The trade off is that reading the data is faster and avoids the lag caused by having to post-process it. I can see a day in the future where having all these writes will force me to find a different solution, but that is a ways off.
What do you do when you cannot limit the number of variations? I’ll leave that for next time.
Oh, and if you have not signed up for Gaug.es yet, what are you waiting on? Do it!
6 Comments
Jun 28, 2011
Good read! Looking forward to “next time” when you discuss the unlimited number of variations case.
Jun 28, 2011
yeah, me too :) thanks for sharing this!
Jul 01, 2011
Does gauges handle unique visitors in differrent time zones? If so I’m very interested to know your approach on storing and querying the data in MongoDB.
Jul 01, 2011
@Steve – Uniqueness is determined by cookies. Each site can have a time zone as well. Because we build all the reports on the fly, we just get the current time in the sites zone and ensure that all reports being updated are based on that.
Jul 05, 2011
What happens if the server saves hits in UTC for example, and the user is at +2.

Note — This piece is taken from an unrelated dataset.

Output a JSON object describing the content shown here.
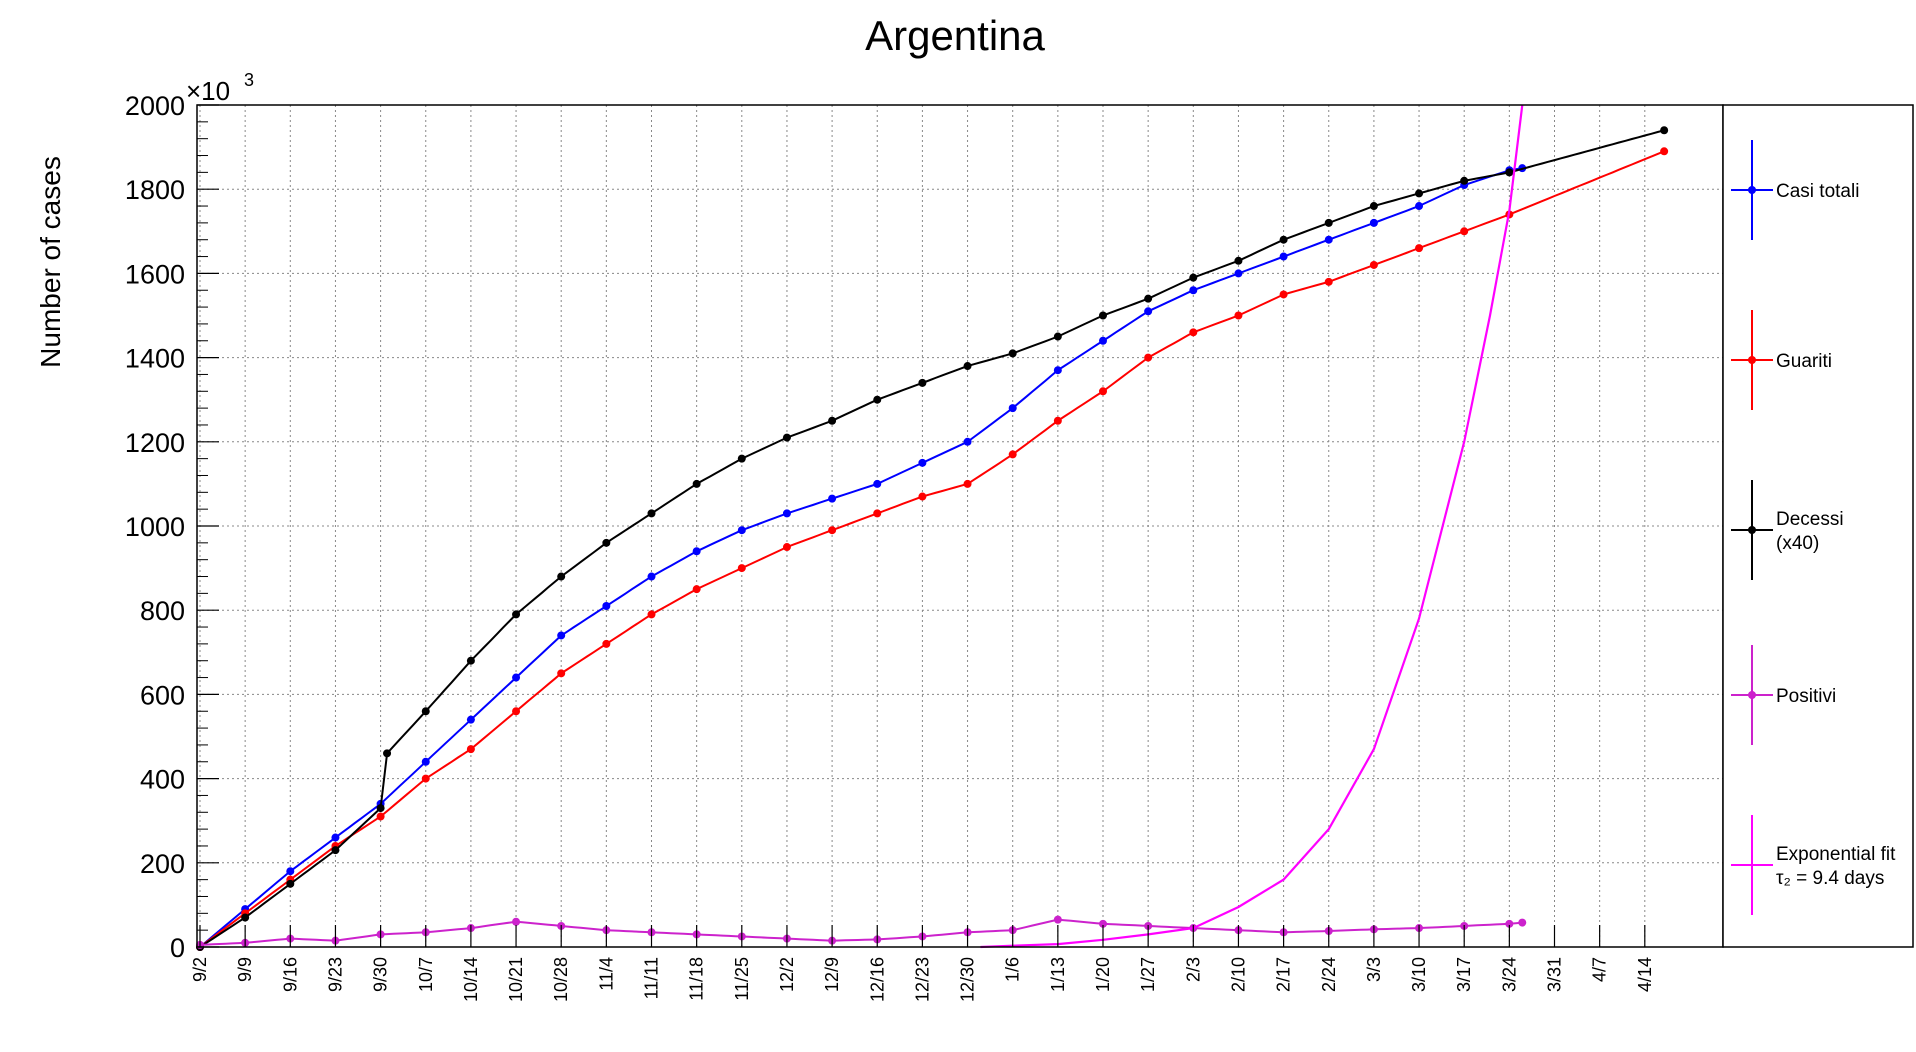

Wouldn’t something coming in on 23:01 on the last day of month 1 get tracked in the “wrong” month seeing as it is 01:01 in month 2 for that user?
Perhaps I’m missing something obvious here :)
Jul 06, 2011
@Mark – You aren’t missing anything. Each site picks a time zone and we perform all time related operations in that time zone. Thus, changing the time zone leads to gaps or overlaps, but changing the time zone should never or rarely happen so it is an ok compromise.
Sorry, comments are closed for this article to ease the burden of pruning spam.